# Will a 12" CSMS be accurate enough for int/ext trim



## kwikfishron (Mar 11, 2010)

I can only speak for the DeWalt but I’ve used and abused my DW708 (predecessor to the 718) almost daily for years with no problems. I have never had to adjust anything. 

If I ever burn this one up I wouldn’t hesitate buy the 718. I’m not sure if I’d even consider anything else. I have four different yellow saws that have always preformed well for me. :thumbsup:

Yellow drills on the other hand, now that’s a different story.


----------



## PaliBob (Jun 11, 2008)

Kint, Welcome to the Forum

Any of the mentioned SCMS will '_provide accurate enough cuts_' for your application. 
I have a DeWalt 12" slider along with a 12" Delta and 10: Hitachi MS but if I had to do it over i would not be afraid to buy a HF SCMS.

For the HF SCMS I would first get a better blade but that would also be true for any of the Name brands. It only bevels in one direction but you can still bevel in the other direction by reversing the work piece. The only time I've ever had to do a bevel cut on the Dewalt SCMS is on Crown and that for me is rarely.
.


----------



## Hohn (Jun 16, 2010)

I'd recommend against the Bosch 5312 from Lowe's. This is a decontented big box version of the 5412-- the *real* Bosch 12 SCMS. Note the cheaper price of the former vs the latter.

If you can swing it, the new Glide from Bosch is probably the best in the industry-- the design is better in every way that I can tell.

Short of that, the Milwaukee 12" SCMS is a good one, as is the DW718.

I've had good results with many Hitachi tools, but I dislike the vertical grip on their 12" SCMS. I prefer horizontal or (on Bosch) selectable. My Hitachi CMS is a cheap 10" non-slider that does everything I need it to do (replaced my older, nicer DW706).

If you don't absolutely NEED the slider, skip it. Yes it's convenient for lots of things. But a non slider is more accurate, more durable, and is way more portable. If you can get by without the slide, the 12" Bosch and Milwaukee non sliders are first rate, as is whatever replaced my beloved DW706.

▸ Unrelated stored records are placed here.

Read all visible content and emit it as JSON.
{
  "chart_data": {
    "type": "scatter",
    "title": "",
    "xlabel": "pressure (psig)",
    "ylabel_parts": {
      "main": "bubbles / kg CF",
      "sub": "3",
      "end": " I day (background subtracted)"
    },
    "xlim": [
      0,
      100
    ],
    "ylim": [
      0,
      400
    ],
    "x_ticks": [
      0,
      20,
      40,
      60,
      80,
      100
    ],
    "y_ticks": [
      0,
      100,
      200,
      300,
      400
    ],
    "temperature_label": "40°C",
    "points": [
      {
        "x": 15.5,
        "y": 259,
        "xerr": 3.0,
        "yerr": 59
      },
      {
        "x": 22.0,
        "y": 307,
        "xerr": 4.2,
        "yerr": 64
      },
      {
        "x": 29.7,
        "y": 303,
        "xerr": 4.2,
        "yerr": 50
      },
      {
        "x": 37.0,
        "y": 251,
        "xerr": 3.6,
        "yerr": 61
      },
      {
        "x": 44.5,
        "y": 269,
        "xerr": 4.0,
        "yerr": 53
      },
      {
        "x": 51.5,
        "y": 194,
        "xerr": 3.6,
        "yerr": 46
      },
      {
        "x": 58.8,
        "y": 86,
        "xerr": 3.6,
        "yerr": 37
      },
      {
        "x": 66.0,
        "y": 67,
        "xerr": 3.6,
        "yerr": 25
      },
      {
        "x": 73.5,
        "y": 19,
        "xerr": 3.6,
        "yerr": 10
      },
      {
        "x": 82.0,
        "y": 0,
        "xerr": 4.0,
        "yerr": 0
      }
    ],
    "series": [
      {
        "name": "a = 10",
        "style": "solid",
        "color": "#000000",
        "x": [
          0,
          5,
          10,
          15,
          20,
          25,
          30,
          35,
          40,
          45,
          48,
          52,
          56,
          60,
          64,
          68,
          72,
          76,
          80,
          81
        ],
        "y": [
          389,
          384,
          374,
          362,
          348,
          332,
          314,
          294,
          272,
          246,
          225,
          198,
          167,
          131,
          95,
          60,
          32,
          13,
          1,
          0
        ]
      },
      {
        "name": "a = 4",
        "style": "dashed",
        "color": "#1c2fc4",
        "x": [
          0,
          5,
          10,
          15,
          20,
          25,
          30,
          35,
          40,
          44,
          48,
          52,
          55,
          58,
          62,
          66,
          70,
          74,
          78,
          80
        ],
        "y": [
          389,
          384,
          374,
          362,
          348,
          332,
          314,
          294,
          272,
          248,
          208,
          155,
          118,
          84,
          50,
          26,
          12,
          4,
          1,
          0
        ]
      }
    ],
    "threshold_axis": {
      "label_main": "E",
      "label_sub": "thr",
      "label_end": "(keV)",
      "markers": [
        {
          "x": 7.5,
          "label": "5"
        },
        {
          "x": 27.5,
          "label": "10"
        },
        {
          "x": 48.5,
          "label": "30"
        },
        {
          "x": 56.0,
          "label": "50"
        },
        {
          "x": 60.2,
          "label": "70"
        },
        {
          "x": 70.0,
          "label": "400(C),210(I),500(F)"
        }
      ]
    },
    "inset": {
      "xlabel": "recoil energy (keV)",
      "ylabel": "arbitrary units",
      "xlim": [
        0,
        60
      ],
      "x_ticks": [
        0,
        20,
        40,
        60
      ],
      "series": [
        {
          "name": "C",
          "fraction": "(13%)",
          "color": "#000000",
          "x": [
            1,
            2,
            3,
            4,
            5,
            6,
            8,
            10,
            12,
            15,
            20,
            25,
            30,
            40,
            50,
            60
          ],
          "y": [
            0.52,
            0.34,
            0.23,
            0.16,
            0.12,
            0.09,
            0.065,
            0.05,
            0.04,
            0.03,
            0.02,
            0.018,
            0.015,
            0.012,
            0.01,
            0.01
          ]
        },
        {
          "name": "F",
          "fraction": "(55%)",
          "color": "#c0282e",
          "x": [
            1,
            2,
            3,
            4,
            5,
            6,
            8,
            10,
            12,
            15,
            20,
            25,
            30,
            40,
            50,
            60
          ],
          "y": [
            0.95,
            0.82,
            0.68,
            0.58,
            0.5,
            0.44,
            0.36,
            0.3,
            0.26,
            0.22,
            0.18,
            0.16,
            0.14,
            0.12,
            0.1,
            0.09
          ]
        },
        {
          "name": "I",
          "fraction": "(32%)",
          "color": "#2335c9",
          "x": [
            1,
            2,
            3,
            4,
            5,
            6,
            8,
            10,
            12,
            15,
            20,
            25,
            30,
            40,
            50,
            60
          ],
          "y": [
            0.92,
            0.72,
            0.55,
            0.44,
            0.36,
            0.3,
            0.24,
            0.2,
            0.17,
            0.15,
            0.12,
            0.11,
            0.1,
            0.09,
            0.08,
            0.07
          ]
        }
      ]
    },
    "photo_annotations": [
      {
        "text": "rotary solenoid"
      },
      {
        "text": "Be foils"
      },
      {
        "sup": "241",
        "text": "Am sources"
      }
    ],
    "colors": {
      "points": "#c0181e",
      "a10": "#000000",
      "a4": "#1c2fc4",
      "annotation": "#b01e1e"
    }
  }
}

Make sure whatever you get has a solid zero-bevel stop at vertical. I was stunned at the Makita LS1016 didn't seem to have this-- I was guessing where vertical way with the thing (or simply wasn't smart enough to figure it out). Big flaw if true. I think the DeWalt's have positive stops at common bevels, including zero. This is *very* important for repeatability.

JMO


----------



## mveach (Jul 1, 2010)

I have a $200 kolbalt that I use to cut 23-1/4" wide cuts in plywood for cabinets by flipping the boards. Sears has a couple of good ones for under $300. If you take the time to set them up properly, and use a good blade, they will give good results. Even with blades you don't have to spend a lot. The Dewalt Precision Trim is a very good blade with almost no splintering in cross grain plywood cuts. If you can afford the best then go for it. If not, don't fret. You can still do excellent work.


----------